Re: [RFC mm v6] mm: introduce a new page type for page pool in page type
From: Jesper Dangaard Brouer
Date: Tue Nov 18 2025 - 04:42:46 EST
On 18/11/2025 02.18, Byungchul Park wrote:
On Tue, Nov 18, 2025 at 10:07:35AM +0900, Byungchul Park wrote:
On Mon, Nov 17, 2025 at 05:47:05PM +0100, David Hildenbrand (Red Hat) wrote:
On 17.11.25 17:02, Jesper Dangaard Brouer wrote:
On 17/11/2025 06.20, Byungchul Park wrote:
diff --git a/mm/page_alloc.c b/mm/page_alloc.c
index 600d9e981c23..01dd14123065 100644
--- a/mm/page_alloc.c
+++ b/mm/page_alloc.c
@@ -1041,7 +1041,6 @@ static inline bool page_expected_state(struct page *page,
#ifdef CONFIG_MEMCG
page->memcg_data |
#endif
- page_pool_page_is_pp(page) |
(page->flags.f & check_flags)))
return false;
@@ -1068,8 +1067,6 @@ static const char *page_bad_reason(struct page *page, unsigned long flags)
if (unlikely(page->memcg_data))
bad_reason = "page still charged to cgroup";
#endif
- if (unlikely(page_pool_page_is_pp(page)))
- bad_reason = "page_pool leak";
return bad_reason;
}
This code have helped us catch leaks in the past.
When this happens the result is that the page is marked as a bad page.
@@ -1378,9 +1375,12 @@ __always_inline bool free_pages_prepare(struct page *page,
mod_mthp_stat(order, MTHP_STAT_NR_ANON, -1);
folio->mapping = NULL;
}
- if (unlikely(page_has_type(page)))
+ if (unlikely(page_has_type(page))) {
+ /* networking expects to clear its page type before releasing */
+ WARN_ON_ONCE(PageNetpp(page));
/* Reset the page_type (which overlays _mapcount) */
page->page_type = UINT_MAX;
+ }
if (is_check_pages_enabled()) {
if (free_page_is_bad(page))
What happens to the page? ... when it gets marked with:
page->page_type = UINT_MAX
Will it get freed and allowed to be used by others?
- if so it can result in other hard-to-catch bugs
Yes, just like most other use-after-free from any other subsystem in the
kernel :)
The expectation is that such BUGs are found early during testing
(triggering a WARN) such that they can be fixed early.
But we could also report a bad page here and just stop (return false).
I agree, that we want to catch these bugs early by triggering a WARN.
The bad_page() call also triggers dump_stack() and have a burst limiter,
which I like.

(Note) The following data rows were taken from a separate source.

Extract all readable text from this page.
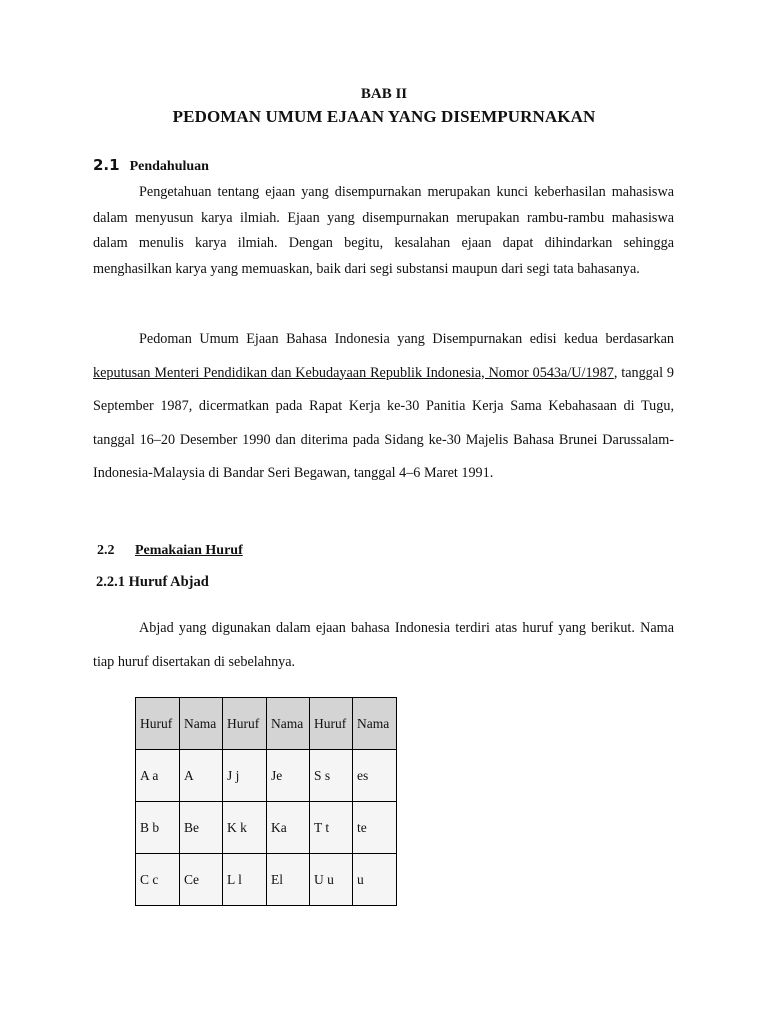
BAB II
PEDOMAN UMUM EJAAN YANG DISEMPURNAKAN
2.1 Pendahuluan

Pengetahuan tentang ejaan yang disempurnakan merupakan kunci keberhasilan mahasiswa dalam menyusun karya ilmiah. Ejaan yang disempurnakan merupakan rambu-rambu mahasiswa dalam menulis karya ilmiah. Dengan begitu, kesalahan ejaan dapat dihindarkan sehingga menghasilkan karya yang memuaskan, baik dari segi substansi maupun dari segi tata bahasanya.

Pedoman Umum Ejaan Bahasa Indonesia yang Disempurnakan edisi kedua berdasarkan keputusan Menteri Pendidikan dan Kebudayaan Republik Indonesia, Nomor 0543a/U/1987, tanggal 9 September 1987, dicermatkan pada Rapat Kerja ke-30 Panitia Kerja Sama Kebahasaan di Tugu, tanggal 16–20 Desember 1990 dan diterima pada Sidang ke-30 Majelis Bahasa Brunei Darussalam-Indonesia-Malaysia di Bandar Seri Begawan, tanggal 4–6 Maret 1991.

2.2 Pemakaian Huruf
2.2.1 Huruf Abjad

Abjad yang digunakan dalam ejaan bahasa Indonesia terdiri atas huruf yang berikut. Nama tiap huruf disertakan di sebelahnya.

Huruf	Nama	Huruf	Nama	Huruf	Nama
A a	A	J j	Je	S s	es
B b	Be	K k	Ka	T t	te
C c	Ce	L l	El	U u	u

We are running with CONFIG_DEBUG_VM=y in production (as
the measured overhead was minimal) to monitor these kind of leaks.
For the case with page_pool, we *could* recover more gracefully, by
returning the page to the page_pool (page->pp) instance. But I'm
reluctant to taking this path, as that puts less pressure on fixing the
leak as we "recovered", as this becomes are warning and not a bug.
Opinions are welcomed, should we recover or do bad_page() ?
I think the WARN_ON_ONCE() makes the problematic situation detectable.
However, if we should prevent the page from being used on the detection,
sure, I can update the patch.
I will respin with the following diff folded on the top.
LGTM
Byungchul
---
diff --git a/mm/page_alloc.c b/mm/page_alloc.c
index 01dd14123065..5ae55a5d7b5d 100644
--- a/mm/page_alloc.c
+++ b/mm/page_alloc.c
@@ -1377,7 +1377,10 @@ __always_inline bool free_pages_prepare(struct page *page,
}
if (unlikely(page_has_type(page))) {
/* networking expects to clear its page type before releasing */
- WARN_ON_ONCE(PageNetpp(page));
+ if (unlikely(PageNetpp(page))) {
+ bad_page(page, "page_pool leak");
+ return false;
+ }
/* Reset the page_type (which overlays _mapcount) */
page->page_type = UINT_MAX;
}
Thanks,
Byungchul
--
Cheers
David
--Jesper